Employment Termination Program An employment termination program exists when an employer offers additional consideration to two or more employees for the signing of a waiver pursuant to: Exit incentive programs – voluntary programs in which a group or class of employees are offered consideration in addition to that to which they are already entitled in exchange for voluntary resignation and the signing of a waiver; Other employment termination programs – generally, programs in which a group or class of employees are involuntarily terminated and offered additional consideration in return for signing a waiver.
Exit Incentive Program – Information Required The employer must inform every employee in the decisional unit from whom a waiver is requested as part of such program of the following: (i) The class, unit or group of individuals covered by the program; (ii) Any eligibility factors for the program; (iii) Any time limits applicable to the program (see the 45 & 7 day rules discussed earlier); (iv) The job titles and ages of all individuals eligible or elected for the program; and (v) The ages of all of the individuals in the same job classification or organizational unit who are not eligible or selected for the program.
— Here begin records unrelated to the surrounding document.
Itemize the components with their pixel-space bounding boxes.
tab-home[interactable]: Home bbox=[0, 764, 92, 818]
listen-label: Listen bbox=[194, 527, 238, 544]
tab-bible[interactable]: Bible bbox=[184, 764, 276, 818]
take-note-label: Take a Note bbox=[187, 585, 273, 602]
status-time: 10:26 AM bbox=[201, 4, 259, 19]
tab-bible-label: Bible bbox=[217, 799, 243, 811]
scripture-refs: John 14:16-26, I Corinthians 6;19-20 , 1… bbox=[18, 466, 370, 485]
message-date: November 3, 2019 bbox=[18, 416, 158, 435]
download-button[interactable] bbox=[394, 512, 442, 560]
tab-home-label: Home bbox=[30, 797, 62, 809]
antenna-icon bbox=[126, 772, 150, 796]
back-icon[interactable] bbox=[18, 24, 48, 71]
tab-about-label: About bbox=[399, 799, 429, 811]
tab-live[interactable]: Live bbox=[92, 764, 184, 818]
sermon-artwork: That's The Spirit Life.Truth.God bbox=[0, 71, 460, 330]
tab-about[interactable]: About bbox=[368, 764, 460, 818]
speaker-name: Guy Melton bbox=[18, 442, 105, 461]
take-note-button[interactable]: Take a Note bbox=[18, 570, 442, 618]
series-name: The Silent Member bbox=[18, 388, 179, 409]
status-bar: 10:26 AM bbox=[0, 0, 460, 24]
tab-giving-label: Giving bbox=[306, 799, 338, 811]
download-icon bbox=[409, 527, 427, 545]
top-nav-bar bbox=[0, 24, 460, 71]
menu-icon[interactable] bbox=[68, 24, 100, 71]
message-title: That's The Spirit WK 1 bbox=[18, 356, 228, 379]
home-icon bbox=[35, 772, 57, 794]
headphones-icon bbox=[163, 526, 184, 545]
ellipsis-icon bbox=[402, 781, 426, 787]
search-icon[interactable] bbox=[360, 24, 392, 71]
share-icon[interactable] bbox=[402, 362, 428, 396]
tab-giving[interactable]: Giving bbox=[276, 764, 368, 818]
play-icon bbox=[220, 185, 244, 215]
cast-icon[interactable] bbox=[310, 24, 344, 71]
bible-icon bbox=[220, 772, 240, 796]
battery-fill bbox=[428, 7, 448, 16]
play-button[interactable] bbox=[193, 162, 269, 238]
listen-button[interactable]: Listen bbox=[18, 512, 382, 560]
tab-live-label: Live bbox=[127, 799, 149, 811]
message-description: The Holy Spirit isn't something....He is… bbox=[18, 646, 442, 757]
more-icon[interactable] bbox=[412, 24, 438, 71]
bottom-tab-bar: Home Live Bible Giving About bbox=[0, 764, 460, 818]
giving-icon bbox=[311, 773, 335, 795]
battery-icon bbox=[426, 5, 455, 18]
The information regarding ages should be broken down in bands not broader than one year.
Exit Incentive Program – Information Required The information should be broken down by the smallest job categories, i.e., grade levels or other subcategories. If voluntary and involuntary terminations are present in a single disclosure they should be distinguished. If an involuntary program is enacted in successive increments over time, the information disclosed should be cumulative so later terminees are provided with information on all employees within the decisional unit at the beginning of the program, as well as all employees terminated to date.
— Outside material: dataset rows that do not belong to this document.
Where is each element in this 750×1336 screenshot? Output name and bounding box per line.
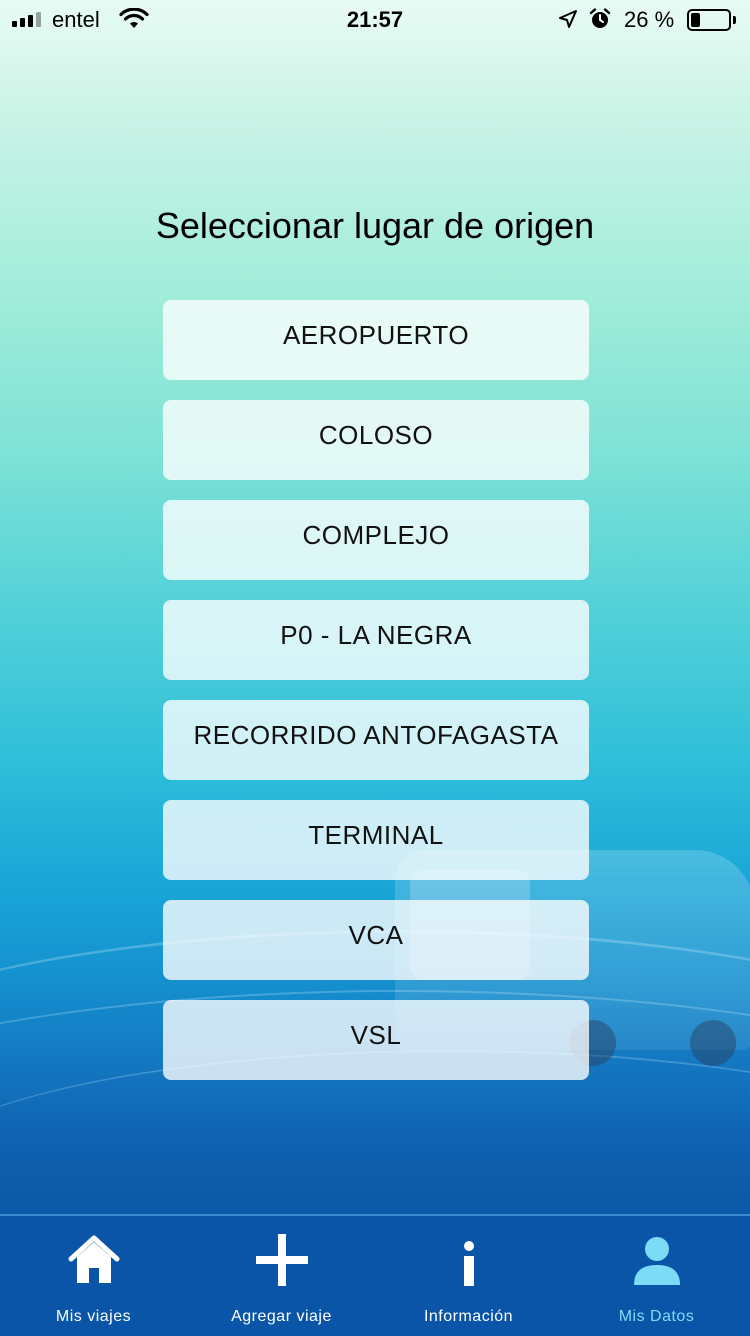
option-label: COMPLEJO — [302, 520, 450, 550]
option-label: COLOSO — [318, 420, 434, 450]
origin-option-coloso[interactable]: COLOSO — [163, 400, 589, 480]
option-label: VSL — [350, 1020, 402, 1050]
alarm-clock-icon — [589, 8, 611, 36]
tab-label: Mis viajes — [55, 1308, 132, 1325]
option-label: RECORRIDO ANTOFAGASTA — [193, 720, 559, 750]
status-bar: entel 21:57 26 % — [0, 0, 750, 40]
tab-label: Agregar viaje — [231, 1308, 332, 1325]
tab-mis-viajes[interactable]: Mis viajes — [0, 1216, 187, 1336]
battery-percentage: 26 % — [624, 7, 675, 32]
location-arrow-icon — [558, 9, 578, 35]
option-label: P0 - LA NEGRA — [280, 620, 472, 650]
tab-mis-datos[interactable]: Mis Datos — [563, 1216, 750, 1336]
origin-option-p0-la-negra[interactable]: P0 - LA NEGRA — [163, 600, 589, 680]
origin-option-complejo[interactable]: COMPLEJO — [163, 500, 589, 580]
option-label: VCA — [348, 920, 404, 950]
origin-option-terminal[interactable]: TERMINAL — [163, 800, 589, 880]
origin-option-recorrido-antofagasta[interactable]: RECORRIDO ANTOFAGASTA — [163, 700, 589, 780]
plus-icon — [255, 1230, 308, 1290]
origin-option-aeropuerto[interactable]: AEROPUERTO — [163, 300, 589, 380]
battery-icon — [687, 9, 731, 31]
page-title: Seleccionar lugar de origen — [155, 205, 595, 246]
tab-label: Mis Datos — [618, 1308, 695, 1325]
tab-informacion[interactable]: Información — [375, 1216, 562, 1336]
info-icon — [461, 1230, 477, 1290]
tab-agregar-viaje[interactable]: Agregar viaje — [188, 1216, 375, 1336]
origin-option-vsl[interactable]: VSL — [163, 1000, 589, 1080]
origin-option-vca[interactable]: VCA — [163, 900, 589, 980]
option-label: AEROPUERTO — [282, 320, 470, 350]
option-label: TERMINAL — [308, 820, 444, 850]
tab-label: Información — [423, 1308, 514, 1325]
tab-bar: Mis viajes Agregar viaje Información Mis… — [0, 1214, 750, 1336]
origin-options-list: AEROPUERTO COLOSO COMPLEJO P0 - LA NEGRA… — [163, 300, 589, 1100]
home-icon — [68, 1230, 120, 1290]
user-icon — [632, 1230, 682, 1290]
Litigation with Respect to Severance Agreements EEOC v. Lockheed Martin Corp. Employee was laid off due to merger and told she would receive severance benefits only “in exchange for” signing a Release of Claims form. Employee refused and filed a charge with the EEOC, arguing that she had a right to receive severance benefits without having to sign a Release of Claims form. She claimed race, gender, and age discrimination and retaliation. The court viewed the employee’s choice as: she could withdraw her EEOC charge, or she could forfeit her severance benefits. Requiring an employee to contractually waive the right to file an EEOC charge in order to receive an employment benefit is discriminatory in nature.
Litigation with Respect to Severance Agreements Burlison v. McDonald’s Corp., 11 th Circuit Employees over the age of forty were terminated and asked to sign a waiver of claims form, which each of them signed. The former employees brought suit for age discrimination, claiming they did not receive the required notice under the OWBPA at the time of termination that includes job titles and ages of all retained and discharged individuals on a nationwide basis. The 11 th Circuit disagreed with the former employees’ argument that the nationwide information would give them a better opportunity to compare ages of those fired within the different units. The Court reasons that the OWBPA does not require pre- termination statistics, and without such information, it would be hard to conclude age discrimination played a role in termination.
Practical Considerations for Terminating an Employee Have two employees/personnel present during the termination meeting; Give the employee to be terminated the option to resign (unless there is gross misconduct or illegal activity that forms the basis of the termination); Terminate on a Friday.